Fraksi PPP MPR Pernah Wacanakan Masa Jabatan Presiden 8 Tahun

Fraksi PPP MPR Pernah Wacanakan Masa Jabatan Presiden 8 Tahun

RIAUMANDIRI.CO, JAKARTA - Wakil Ketua Fraksi PPP di MPR Syaifullah Tamliha mengungkapkan bahwa fraksinya pernah mewacanakan atau pemikiran internal agar masa jabatan presiden selama 8 tahun dan tidak boleh menjadi calon lagi pada periode berikutnya.

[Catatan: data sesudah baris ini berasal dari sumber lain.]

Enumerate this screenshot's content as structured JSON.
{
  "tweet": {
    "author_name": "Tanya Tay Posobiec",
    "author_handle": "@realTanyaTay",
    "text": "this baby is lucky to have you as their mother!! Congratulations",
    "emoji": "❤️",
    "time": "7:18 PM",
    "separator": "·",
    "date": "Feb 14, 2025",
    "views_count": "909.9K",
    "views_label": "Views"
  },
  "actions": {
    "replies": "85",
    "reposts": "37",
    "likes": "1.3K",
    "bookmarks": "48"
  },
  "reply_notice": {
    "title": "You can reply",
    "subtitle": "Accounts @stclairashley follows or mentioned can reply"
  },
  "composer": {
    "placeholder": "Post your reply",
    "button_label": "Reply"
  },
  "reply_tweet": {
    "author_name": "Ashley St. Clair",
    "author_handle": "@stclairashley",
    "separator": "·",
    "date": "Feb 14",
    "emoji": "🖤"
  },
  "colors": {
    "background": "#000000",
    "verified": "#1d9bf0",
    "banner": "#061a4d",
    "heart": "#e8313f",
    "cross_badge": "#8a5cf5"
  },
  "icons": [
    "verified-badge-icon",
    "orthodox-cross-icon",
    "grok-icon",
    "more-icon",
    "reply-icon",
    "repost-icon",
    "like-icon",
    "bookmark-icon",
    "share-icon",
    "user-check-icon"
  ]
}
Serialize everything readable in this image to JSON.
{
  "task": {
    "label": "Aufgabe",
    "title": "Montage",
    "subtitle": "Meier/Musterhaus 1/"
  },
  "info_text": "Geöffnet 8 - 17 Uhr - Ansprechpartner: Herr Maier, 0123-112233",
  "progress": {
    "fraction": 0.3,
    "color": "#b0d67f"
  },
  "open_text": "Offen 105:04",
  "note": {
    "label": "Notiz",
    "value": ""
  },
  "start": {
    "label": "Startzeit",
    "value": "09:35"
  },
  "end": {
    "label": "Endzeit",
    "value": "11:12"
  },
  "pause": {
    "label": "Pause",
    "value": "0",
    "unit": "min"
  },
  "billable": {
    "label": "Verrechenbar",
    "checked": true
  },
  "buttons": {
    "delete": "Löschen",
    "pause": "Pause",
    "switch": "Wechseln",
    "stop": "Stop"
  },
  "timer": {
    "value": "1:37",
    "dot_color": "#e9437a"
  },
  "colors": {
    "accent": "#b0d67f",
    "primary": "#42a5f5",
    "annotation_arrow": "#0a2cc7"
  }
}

"Ada pemikiran di internal kami bahwa bagaimana pemilihan presiden ini jabatannya tidak lagi 2 kali, tapi sekali, dan lamanya 8 tahun dan dia tidak boleh menjadi calon, agar program itu tuntas," ungkap Syaifullah Tamhila dalam diskusi 'Isu SARA dalam Pilpres Hancurkan Kebhinnekaan', di Media Center Komplek Parlemen Senayan, Jakarta, Jumat (1/3/2019).

Karena menurut dia, dengan masa jabatan presiden 5 tahun, tidak bisa berjalan efektif dalam menjalankan program kerja yang dibuat presiden. Sebab, 2 tahun sebelum pemilihan presiden (Pilpres), sudah disibukkan persiapan pilpres berikutnya. Sudah berdebat apakah PT 20 % atau kah tidak, berdebat panjang. Padahal Jokowi baru 3 tahun, programnya belum jalan semua.


"Saya tidak membela bapak Jokowi, tetapi kalau diberikan kesempatan 8 tahun, dia menuntaskan sehingga tidak ada lagi tudingan-tudingan yang yang tidak-tidak seperti saat ini. Mungkin itu isinya, bagaimana presiden akan datang setelah 8 tahun itu," ujarnya.

Dengan masa jabatan presiden 8 tahun kata dia, juga bisa menghemat uang negara yang digunakan untuk pilpres. 

"Kalau 5 tahun ya seperti sekarang ini, habis uang negara untuk urusan calon presiden dan anggota DPR saja," jelasnya.

Begitu juga dengan pemilihan legislatif, dia mencontohkan di Amerika bahwa tidak semua anggota DPR diganti dalam pileg. Ada 20 persen yang tinggal atau tidak dipilih lagi. Hanya 80 persen saja yang dipilih baru.

Menurut dia lagi, dengan masa jabatan presiden 5 tahun dan pemilihan ulang semua anggota DPR, juga mempengaruhi proses legislasi. Jika pembahasan RUU tidak tuntas dalam satu periode maka pada periode berikutnya dimulai lagi dari nol.

"Seperti RUU Penyiaran. Saya sudah 2 kali di Komisi I , RUU Penyiaran tarik ulur antara Baleg dan Komisi I dan kita berharap itu disahkan. Tetapi kalau tak disahkan sekarang diajukan lagi dari pemerintah yang harus dimulai dari zero lagi dan bukan otomatis dilanjutkan," jelasnya.